The visits will be very brief due to the distance and time factors. The estimated times of arrival at each Memorial are listed in the schedule, which can be downloaded here.
If you are in the area please show your support by joining these very brief acts of Remembrance as Ian makes his final push in the Poppy Pledge of raising £1,918 by accumulating at least 1,918 miles.
Ian heard about The 1918 Poppy Pledge through the branch, and explains why he took up the challenge: “At the Hawick Branch, we are very active in our support of the annual Scottish Poppy Appeal. We feel strongly about providing support to our veterans. What’s more, we want to say ‘thank you’ to all those who paid the ultimate sacrifice, or were injured in conflicts, and especially on this very important anniversary of the end of the First World War.
“I will be cycling 1,918 miles between the 1st August and 31st October. This is being done locally and the miles will be covered mainly on local rides within Hawick and the Borders, with some taking place in other parts of the country. I will need to cover an average 150 miles per week to achieve this, which I’ll fit in along with my full-time job! Yes, it is a tough challenge, but it’s one I’m up for.”
Ian served with The King’s Own Scottish Borderers from 1971 to 1977 having joined up at the tender age of just 15 years old and nine months; the last year of so-called “Boy Soldiers”. He spent time in Belfast, Berlin and Inverness. Some years later, he joined the Territorial Army after realising there were many things he missed about Army life. He served in the TA for 18 years. Ian adds: “As a veteran myself, I’ve always felt an affiliation with any charity that supports ex-Service personnel. And if I can do something I enjoy and it benefits someone else then that’s fantastic.”

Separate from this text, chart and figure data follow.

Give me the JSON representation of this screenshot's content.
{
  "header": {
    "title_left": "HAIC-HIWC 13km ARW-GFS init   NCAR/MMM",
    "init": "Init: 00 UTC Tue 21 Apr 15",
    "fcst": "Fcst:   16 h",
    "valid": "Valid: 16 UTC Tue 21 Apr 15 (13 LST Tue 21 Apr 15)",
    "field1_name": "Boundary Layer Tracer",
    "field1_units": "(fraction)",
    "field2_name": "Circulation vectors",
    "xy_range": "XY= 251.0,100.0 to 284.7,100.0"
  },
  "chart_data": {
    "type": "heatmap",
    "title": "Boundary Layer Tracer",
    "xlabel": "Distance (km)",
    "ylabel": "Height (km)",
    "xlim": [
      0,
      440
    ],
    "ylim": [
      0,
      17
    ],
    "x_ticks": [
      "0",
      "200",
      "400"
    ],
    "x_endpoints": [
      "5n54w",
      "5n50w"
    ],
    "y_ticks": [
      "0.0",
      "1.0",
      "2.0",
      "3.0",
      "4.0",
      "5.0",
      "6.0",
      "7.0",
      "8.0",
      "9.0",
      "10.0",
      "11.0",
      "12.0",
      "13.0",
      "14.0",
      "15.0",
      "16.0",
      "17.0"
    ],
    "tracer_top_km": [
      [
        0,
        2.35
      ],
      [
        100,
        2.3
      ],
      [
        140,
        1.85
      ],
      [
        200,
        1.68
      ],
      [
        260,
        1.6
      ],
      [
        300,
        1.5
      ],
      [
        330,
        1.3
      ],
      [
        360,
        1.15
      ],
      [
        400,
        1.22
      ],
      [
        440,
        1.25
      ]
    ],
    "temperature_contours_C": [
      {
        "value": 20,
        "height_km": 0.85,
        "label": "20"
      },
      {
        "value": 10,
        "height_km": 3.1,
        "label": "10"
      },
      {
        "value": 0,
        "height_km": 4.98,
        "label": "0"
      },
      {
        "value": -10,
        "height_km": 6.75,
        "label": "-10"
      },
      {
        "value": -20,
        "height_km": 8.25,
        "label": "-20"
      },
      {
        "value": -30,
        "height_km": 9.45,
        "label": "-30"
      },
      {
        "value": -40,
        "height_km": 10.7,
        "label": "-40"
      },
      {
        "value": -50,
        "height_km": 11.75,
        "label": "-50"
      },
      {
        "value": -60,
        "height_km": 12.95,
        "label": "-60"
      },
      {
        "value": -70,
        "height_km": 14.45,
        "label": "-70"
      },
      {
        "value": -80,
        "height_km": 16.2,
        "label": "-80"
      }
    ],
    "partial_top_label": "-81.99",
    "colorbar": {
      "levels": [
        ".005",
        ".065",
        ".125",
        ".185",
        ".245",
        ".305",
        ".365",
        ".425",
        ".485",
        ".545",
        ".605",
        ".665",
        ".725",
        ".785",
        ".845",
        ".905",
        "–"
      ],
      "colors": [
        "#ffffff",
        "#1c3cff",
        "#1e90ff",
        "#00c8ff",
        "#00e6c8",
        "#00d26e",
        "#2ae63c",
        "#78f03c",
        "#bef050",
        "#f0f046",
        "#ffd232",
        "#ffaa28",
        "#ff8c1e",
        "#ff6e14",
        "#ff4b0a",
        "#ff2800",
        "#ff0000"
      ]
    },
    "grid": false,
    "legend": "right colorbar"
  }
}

Enjoyment for Ian comes when he is out and about on his bike. He started cycling in his 40s and, in his own words, it “opened up my eyes to what is on my own doorstep”. He is keen to point out that fundraising for a charity such as Poppyscotland does not necessarily have to be an arduous undertaking.
Ian says: “It doesn’t have to be a physical challenge if you want to raise funds to make a difference to someone’s life. Get out there and do something you enjoy. It is important that veterans know the help is out there, so spread the word when you’re doing your bit.”
Gordon Michie, Head of Fundraising for Poppyscotland, said: “In this important centenary year, The 1918 Poppy Pledge has inspired groups, schools, businesses, clubs and organisations around the country to take on the challenge of raising £1,918 which will provide a lasting tribute to those who fell in the First World War.
“The fundraising efforts by Ian are nothing short of Herculean, and it is Pledgers such as these that will allow us to make a step change in the scale of support Poppyscotland is able to provide those in the Armed Forces community who rely on our support today.”
Poppyscotland provides and funds a variety of services for veterans. They aim to help as many people in the Armed Forces community as possible.
Gordon added: “We support people of all ages, whether difficulties have arisen during time in the Armed Forces or many years later. We also help the families of ex-Servicemen and ex-Servicewomen, including partners, widows, widowers and children.”